Scott Fidel : Okay, that’s helpful color. It’s good to know that the Hartford is in there too because just in the third quarter alone it sort of moved towards like a 50 million annualized revenue business versus well below 20 in the first half, okay. And then just one last question for you, obviously you’ve been operating in this very tight rate environment in home health for several years and, hopefully, we can be optimistic that maybe there’s sort of a different rate regime on the way with the new administration. But in the meantime, just at that sort of net neutral rate that you talked about, do you feel like you can maintain your home health margins with the other levers that you have, even grow them or do you think there will be a little bit of diminution for the Medicare home health fee for service business in 2025 on the margin side?

John Gochnour: Yeah. Scott, we remain confident in the unique ability of our operating model that is focused on local leaders standing transparently seen the impact of everything from a revenue change to a change in the way that they’re operating their business and the cost impact of that decision, just the capability that that model has to respond to these difficult changes in reimbursement. Anytime you have 5.4% labor — an increase in our labor costs and you get a flat reimbursement update, it’s difficult to maintain margin. And I think our home health operators have done an extraordinary job of seeking to operate more efficiently, continuing to encourage our clinical teams to operate at the top of their licensure, to be as productive as possible so that we can be the best community.

We’ve done a better job this year of retaining that talent and improving our turnover, which is what’s driven this growth. And so while it is a huge headwind to not receive an update in the inflation environment that we are operating in, I think what you’ve seen over the last three years continues to be our focus; control the things that we can control. Can we build better relationships with institutional referral sources? Can we do a better [Technical Difficulty] making sure that we’re driving the best clinical outcomes so that our payers will recognize that and give us better rates on the managed Medicare side and the managed care side? There’s different tools that we use to offset that Medicare rate. What we view as really a cut, I mean, it’s essentially flat to just very, very modestly down.

But I do think you’ll continue to see progress on the margin side, what we’re built for. And I think we’ve shown that over the last 12 years that even in periods of uncertainty and difficulty on the reimbursement side, our model will allow us to emerge successfully.

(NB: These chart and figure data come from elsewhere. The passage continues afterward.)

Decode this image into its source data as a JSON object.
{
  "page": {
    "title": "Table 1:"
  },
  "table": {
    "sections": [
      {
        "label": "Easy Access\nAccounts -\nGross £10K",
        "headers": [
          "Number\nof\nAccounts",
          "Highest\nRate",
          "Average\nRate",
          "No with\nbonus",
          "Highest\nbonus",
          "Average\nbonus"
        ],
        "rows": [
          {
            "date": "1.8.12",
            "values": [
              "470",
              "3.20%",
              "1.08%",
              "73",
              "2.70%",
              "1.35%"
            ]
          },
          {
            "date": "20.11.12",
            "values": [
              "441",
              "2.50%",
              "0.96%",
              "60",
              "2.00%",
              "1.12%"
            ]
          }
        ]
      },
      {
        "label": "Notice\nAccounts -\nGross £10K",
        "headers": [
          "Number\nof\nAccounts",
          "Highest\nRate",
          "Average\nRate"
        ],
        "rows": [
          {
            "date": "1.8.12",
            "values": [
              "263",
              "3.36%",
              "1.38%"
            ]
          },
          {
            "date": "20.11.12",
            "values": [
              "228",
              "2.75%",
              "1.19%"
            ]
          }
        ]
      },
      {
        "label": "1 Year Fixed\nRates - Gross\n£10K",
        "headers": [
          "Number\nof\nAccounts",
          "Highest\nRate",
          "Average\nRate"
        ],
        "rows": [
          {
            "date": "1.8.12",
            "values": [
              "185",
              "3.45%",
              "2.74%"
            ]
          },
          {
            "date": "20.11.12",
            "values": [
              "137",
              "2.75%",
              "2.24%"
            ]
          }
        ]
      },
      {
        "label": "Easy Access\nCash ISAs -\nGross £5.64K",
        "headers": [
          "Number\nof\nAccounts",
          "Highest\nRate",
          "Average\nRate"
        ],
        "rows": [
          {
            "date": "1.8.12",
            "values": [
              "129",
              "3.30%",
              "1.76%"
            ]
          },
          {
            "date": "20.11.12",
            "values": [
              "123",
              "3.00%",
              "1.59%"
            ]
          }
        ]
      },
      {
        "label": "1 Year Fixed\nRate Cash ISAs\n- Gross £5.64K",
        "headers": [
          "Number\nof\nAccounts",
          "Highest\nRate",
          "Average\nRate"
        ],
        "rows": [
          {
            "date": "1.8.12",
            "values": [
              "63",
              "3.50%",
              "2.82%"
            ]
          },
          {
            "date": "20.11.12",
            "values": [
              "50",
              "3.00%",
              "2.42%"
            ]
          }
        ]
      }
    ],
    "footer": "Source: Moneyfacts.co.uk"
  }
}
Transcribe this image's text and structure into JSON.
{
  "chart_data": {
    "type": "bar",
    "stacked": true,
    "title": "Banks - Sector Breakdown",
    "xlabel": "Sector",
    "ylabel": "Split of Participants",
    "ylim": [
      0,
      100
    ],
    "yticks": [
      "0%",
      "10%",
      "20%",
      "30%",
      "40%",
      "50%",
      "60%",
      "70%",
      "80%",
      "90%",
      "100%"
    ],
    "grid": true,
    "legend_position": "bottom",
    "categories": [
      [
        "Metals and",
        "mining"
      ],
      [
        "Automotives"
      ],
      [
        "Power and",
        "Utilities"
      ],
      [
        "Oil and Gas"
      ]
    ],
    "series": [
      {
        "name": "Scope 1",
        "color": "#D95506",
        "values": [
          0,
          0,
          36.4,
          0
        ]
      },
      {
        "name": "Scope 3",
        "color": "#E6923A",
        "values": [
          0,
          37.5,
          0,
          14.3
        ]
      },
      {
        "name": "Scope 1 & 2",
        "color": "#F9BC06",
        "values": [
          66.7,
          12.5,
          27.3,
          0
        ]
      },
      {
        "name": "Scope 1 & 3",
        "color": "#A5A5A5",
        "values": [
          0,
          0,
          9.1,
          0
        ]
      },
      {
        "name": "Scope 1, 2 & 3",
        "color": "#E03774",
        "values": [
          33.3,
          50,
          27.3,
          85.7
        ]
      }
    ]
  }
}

Scott Fidel : Okay, thanks. Helpful color. Thanks.

Operator: [Operator Instructions] And I’m showing no further questions, so this will conclude the question and answer session. I would now like to turn it back to Brent Guerisoli, Group CEO for closing remarks.

Brent Guerisoli: Okay, well, thank you, Darian, and thank you everyone for joining us today.

Operator: Thank you for your participation in today’s conference. This does conclude the program. You may now disconnect.